Wildlife Damage Management, Internet Center for
Title
Letter From the Editors
Document Type
Article
Date of this Version
2005
Abstract
We of the new journal Ecological and
Environmental Anthropology thank you for
visiting us and hope to engage you in the
discussions and debates we aim to spark. We
would like the journal to serve as a nexus for the
free flow of ideas of scholars and practitioners in
a wide range of fields, since many disciplines are
both contained within, and influenced by,
ecological and environmental anthropology.

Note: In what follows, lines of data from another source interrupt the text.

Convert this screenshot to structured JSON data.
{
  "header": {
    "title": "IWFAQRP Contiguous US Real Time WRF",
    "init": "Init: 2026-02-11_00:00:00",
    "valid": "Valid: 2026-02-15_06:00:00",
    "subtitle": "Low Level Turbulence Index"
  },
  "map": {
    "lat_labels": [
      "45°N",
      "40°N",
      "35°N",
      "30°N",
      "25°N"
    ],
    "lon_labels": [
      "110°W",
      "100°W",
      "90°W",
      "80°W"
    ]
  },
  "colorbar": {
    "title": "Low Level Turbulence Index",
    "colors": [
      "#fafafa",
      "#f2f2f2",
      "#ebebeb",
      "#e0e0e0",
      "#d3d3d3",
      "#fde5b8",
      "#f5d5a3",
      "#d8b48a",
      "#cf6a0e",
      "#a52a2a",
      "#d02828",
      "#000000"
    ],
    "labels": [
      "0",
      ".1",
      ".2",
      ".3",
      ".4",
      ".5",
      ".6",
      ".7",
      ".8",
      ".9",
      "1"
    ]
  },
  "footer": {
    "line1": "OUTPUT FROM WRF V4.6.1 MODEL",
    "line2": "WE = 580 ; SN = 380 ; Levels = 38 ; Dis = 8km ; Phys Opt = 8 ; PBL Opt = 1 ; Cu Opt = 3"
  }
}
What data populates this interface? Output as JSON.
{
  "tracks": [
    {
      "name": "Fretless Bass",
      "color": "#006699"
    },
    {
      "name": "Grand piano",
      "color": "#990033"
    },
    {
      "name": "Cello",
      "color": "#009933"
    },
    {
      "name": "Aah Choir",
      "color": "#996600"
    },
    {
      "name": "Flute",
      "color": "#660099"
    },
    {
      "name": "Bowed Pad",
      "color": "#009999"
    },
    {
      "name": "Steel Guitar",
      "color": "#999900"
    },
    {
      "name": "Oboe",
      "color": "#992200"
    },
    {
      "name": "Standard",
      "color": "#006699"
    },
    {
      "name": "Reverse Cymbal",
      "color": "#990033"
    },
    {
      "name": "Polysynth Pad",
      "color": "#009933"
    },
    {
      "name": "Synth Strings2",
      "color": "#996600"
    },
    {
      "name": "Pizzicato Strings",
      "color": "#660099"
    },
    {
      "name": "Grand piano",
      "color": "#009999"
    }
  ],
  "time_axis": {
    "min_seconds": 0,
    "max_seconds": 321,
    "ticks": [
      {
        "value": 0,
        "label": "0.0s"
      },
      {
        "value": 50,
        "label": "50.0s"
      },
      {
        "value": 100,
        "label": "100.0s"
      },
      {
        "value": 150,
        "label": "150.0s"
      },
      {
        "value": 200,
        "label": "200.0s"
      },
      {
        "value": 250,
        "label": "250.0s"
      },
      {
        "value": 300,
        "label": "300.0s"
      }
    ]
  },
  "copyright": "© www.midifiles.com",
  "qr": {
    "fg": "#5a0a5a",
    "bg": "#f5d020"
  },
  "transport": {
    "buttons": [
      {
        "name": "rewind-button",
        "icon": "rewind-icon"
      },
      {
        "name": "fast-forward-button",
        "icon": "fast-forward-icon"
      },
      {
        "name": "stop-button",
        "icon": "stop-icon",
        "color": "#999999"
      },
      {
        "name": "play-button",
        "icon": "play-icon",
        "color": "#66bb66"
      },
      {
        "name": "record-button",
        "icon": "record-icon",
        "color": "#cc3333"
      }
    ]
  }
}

Interest in and compassion for people lie at the
heart of anthropology, and we would like to
dedicate our first issue to the people of Asia and
Africa who became victims of one of history’s
most powerful natural disasters on 26 December
2004. It has now been almost two months since
the earthquake and tsunamis, and the death toll
continues to rise to well past a quarter million
now. Over one hundred thousand people still have
not been found in the Aceh province of Indonesia
alone; mass graves continue to be filled there
daily. Many families are being shuffled around, as
they try to find food, clean water, medical
supplies, and housing, as well as seek protection
from disease, theft, political tension, child
exploitation, and sexual violence. We here at the
University of Georgia have been personally
affected. Three of twelve exchange students who
came here several years ago from Banda Aceh are
known to be dead or are still missing.